Reporting on the 1st July 2011 the Echo covered the previous day's meeting of Basildon Council which dealt with  financial arrangements to assist the police, after which the eviction of Dale Farm could go ahead. The Labour and Libdem opposition were at pains to point out that plans should not go ahead until the Council had explored the offers made by Lord Avemore to find alternative sites on  government land.So far they had dismissed this idea out of hand..In the vote that followed the Conservatives won by 27 to 12.
 Tony Ball maintains that the Council have done their utmost to find a peaceful solution and have left no stone unturned and that is why they have pressed ahead with a forced eviction because they have been left with no alternatives.This is plainly untrue and was demonstrated,one year later,when Lord Avemore visited the site and said the eviction was a colossal waste of taxpayer's money because there had been other solutions which the Council had not bothered to explore-or dismissed out of hand.
Obviously some other solutions would have involved slowing up the process and may have taken some time to implement but think of all the money that would have been saved and all the distress to so many families that could have been avoided.
Tony Ball's argument is that the Council has been more and more dilligent in its effort to seek a solution whilst the residents have been more and more intransigent and difficult to deal with but the facts do not bear this out.

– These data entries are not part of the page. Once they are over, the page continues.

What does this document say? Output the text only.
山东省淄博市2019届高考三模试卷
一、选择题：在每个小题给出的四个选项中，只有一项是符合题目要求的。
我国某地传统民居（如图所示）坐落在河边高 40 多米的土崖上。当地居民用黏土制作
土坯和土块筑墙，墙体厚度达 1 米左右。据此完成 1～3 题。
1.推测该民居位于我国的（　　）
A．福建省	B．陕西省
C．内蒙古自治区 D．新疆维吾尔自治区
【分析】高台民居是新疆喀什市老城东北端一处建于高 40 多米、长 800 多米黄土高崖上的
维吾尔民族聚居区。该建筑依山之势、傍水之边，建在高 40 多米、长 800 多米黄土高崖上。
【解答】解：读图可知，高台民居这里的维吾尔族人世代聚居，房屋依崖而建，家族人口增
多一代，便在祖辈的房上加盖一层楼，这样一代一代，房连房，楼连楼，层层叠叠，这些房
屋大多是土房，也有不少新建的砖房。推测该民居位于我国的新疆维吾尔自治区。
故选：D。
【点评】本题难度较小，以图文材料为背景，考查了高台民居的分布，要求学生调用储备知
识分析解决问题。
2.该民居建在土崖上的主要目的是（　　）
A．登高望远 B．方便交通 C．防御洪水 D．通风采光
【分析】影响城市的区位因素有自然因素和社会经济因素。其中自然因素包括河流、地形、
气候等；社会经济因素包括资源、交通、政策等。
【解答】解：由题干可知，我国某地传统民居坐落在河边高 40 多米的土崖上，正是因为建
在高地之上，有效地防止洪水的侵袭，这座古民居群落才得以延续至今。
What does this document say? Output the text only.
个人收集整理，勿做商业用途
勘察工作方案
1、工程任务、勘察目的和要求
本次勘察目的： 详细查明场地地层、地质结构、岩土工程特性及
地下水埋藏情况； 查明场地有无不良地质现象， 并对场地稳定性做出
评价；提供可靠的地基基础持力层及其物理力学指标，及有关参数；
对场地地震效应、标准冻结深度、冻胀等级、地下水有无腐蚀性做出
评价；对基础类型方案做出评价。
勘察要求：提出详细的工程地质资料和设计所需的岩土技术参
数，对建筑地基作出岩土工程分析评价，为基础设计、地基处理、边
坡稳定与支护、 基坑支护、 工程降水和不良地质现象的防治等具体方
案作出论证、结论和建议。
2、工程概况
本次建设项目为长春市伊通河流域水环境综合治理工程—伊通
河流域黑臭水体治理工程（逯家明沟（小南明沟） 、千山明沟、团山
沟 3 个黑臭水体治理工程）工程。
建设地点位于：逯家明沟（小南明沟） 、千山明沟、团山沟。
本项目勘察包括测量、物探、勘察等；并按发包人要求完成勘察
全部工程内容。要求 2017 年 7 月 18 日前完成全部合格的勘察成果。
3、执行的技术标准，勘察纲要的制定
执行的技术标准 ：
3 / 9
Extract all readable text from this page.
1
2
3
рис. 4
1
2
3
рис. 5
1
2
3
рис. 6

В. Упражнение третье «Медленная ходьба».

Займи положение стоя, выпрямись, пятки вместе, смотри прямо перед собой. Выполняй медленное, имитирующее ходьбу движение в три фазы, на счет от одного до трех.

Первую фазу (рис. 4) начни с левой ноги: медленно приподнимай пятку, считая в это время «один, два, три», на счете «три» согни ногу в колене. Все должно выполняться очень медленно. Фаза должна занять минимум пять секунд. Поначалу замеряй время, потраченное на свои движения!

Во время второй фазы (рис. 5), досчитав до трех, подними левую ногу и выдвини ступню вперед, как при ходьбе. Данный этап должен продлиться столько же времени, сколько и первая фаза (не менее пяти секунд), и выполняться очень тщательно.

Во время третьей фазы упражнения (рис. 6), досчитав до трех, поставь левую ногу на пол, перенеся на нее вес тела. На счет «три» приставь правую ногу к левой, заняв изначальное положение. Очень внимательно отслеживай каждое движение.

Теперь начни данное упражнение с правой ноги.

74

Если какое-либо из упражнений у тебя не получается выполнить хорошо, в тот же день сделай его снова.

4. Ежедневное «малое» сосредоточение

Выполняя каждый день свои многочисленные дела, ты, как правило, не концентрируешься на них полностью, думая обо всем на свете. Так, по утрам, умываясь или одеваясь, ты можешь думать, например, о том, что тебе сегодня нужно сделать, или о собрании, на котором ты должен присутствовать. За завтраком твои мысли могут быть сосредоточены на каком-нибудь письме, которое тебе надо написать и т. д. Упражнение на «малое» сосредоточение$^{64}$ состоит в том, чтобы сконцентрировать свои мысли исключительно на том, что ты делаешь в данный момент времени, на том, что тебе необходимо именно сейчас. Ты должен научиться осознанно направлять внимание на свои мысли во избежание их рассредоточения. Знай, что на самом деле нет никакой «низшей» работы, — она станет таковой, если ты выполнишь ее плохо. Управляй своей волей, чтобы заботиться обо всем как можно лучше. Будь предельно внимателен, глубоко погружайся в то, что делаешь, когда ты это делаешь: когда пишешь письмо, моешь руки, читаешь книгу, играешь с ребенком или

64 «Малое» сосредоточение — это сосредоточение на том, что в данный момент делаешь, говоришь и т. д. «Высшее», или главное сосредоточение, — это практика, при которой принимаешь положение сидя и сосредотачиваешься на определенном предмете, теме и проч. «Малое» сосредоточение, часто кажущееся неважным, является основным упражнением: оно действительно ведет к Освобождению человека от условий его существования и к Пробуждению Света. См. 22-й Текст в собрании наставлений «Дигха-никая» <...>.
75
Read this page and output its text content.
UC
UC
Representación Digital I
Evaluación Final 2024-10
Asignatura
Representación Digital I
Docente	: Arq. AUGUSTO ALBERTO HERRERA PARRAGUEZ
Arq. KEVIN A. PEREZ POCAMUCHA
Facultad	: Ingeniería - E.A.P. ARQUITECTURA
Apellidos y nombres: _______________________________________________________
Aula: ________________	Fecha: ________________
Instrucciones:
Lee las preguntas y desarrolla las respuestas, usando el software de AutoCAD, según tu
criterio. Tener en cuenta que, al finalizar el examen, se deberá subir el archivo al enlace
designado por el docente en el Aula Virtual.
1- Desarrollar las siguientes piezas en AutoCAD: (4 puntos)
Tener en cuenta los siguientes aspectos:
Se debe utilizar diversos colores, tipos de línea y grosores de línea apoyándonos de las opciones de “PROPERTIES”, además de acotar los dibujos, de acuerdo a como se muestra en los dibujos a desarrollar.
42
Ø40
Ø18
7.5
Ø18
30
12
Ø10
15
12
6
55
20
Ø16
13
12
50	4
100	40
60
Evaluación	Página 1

The opposition Councillors were talking sense but the Tory majority were always categorized as people in a hurry to get things done and not averse to taking shortcuts.At the High Court this is something that the judges remarked upon more than once.
The residents at Dale Farm have claimed all along that they would be willing to leave if a suitable alternative was offered to them and Lord Avemore has always said he was willing to  look around and find somewhere on government owned land that would prove to be suitable.
Why would this not prove attractive to Tony Ball?
My guess is that such a move would mean the Council
 might be forced to guarantee planning permissions as part of a deal: something they would find unpalatable.They were determined to get rid of this unwelcome minority and this would be made easier if they were branded as lawbreakers.
John Baron.(Tory) in the House at PMQs looked forward to the time when the greenfield land would be returned to the law-abiding majority.